Since I live in Hanover, the most obvious entry into the vaccine madness is for me Lower Saxony vaccination portal. There I am greeted by a repellent mixture of coldness and indifference: go on, there is nothing to see here – no vaccination centers, no appointments, and please do not bother the hotline.

Below it says: “You can get your vaccination from your general practitioner.” No I can not. Is fully booked until March.

Gregor Honsel has been the TR editor since 2006. He believes that many complex problems have simple, easy-to-understand, but wrong solutions.

Further links lead to pages that describe verbosely how important a vaccination is – but not where I can get one.

With several clicks I finally get to the Vaccination side of the city of Hanover. At the time of the research, a total of seven vaccination opportunities are noted there, but only three of them are permanently occupied – in a city with more than half a million inhabitants. There is also a friendly hint to please dress warmly because of the long lines, if necessary bring an umbrella and something to eat. “For organizational reasons, there is no on-site catering,” it says there.

I can understand. Where would we be if people were with one State-funded bratwurst lured to vaccination would? I would be happy if these “organizational reasons” at least didn’t prevent uncomplicated vaccination. That’s exactly how I imagined a low-threshold offer. Thanks for nothing.

After all, there is a link to one too Databasewho spit out 130 vaccinating practices for Hanover after a few more clicks. For a sample, I circle the search for five practices in the vicinity. Two of them cannot be reached by phone for two days. On a third, the answering machine directs me to the practice’s website, where I can supposedly book vaccination appointments. No way – the offer does not apply to new patients.

I don’t want to take a dose of vaccine away from someone who needs it more urgently than I do. Still, I’d think it would be nice not to have to wait the full six months for the booster – the Protective effect finally subsides before that. Or at least to be able to fix an appointment for a later date. But even that is not easy. At the fourth practice, I finally get an office hour assistant. She recommends that I get in touch again at the end of December – when my six-month deadline has been reached. Great. Then I’ll probably get an appointment sometime in May. It wasn’t until the fifth practice that I finally managed to make an appointment – for mid-January.

Oh look, it works. But it also cost time and nerves. I do not blame the practices for this. After all, they are also being held back from their work by the fact that thousands of people are now calling dozen of medical practices.

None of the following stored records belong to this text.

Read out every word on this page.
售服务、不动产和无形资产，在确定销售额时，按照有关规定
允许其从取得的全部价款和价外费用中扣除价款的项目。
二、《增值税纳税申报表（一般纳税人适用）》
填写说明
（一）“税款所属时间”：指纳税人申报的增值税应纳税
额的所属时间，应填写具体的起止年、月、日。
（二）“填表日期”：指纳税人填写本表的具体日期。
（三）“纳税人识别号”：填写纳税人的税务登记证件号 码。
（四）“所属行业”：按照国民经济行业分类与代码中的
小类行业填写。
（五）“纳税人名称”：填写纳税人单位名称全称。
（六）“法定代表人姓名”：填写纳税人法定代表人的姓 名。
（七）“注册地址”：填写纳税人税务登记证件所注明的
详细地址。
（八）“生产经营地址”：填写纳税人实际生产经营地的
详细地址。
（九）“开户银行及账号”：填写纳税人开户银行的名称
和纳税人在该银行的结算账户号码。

To avoid misunderstandings: I find a certain amount of effort to protect my own health – and that of my fellow human beings – quite reasonable. And I by no means expect the syringe to be handed to me on a silver platter, preferably accompanied by a fresh sausage. But that doesn’t change the fact that simplicity and convenience are key factors in getting people to vaccinate. And it is precisely in this situation, in which this is more important than ever, that the subtext echoes to me on all official pages: “Go away! Leave us alone! See for yourself how you get on!”

Sure, such a pandemic is new territory, and there is a certain learning curve to overcome. Unfortunately, the learning curve in this case seems to me to be negative: Politicians have put a lot of effort into setting up vaccination centers that function well in order to restart them at exactly the worst possible point in time – without a plan for an alternative. We should dress really warm.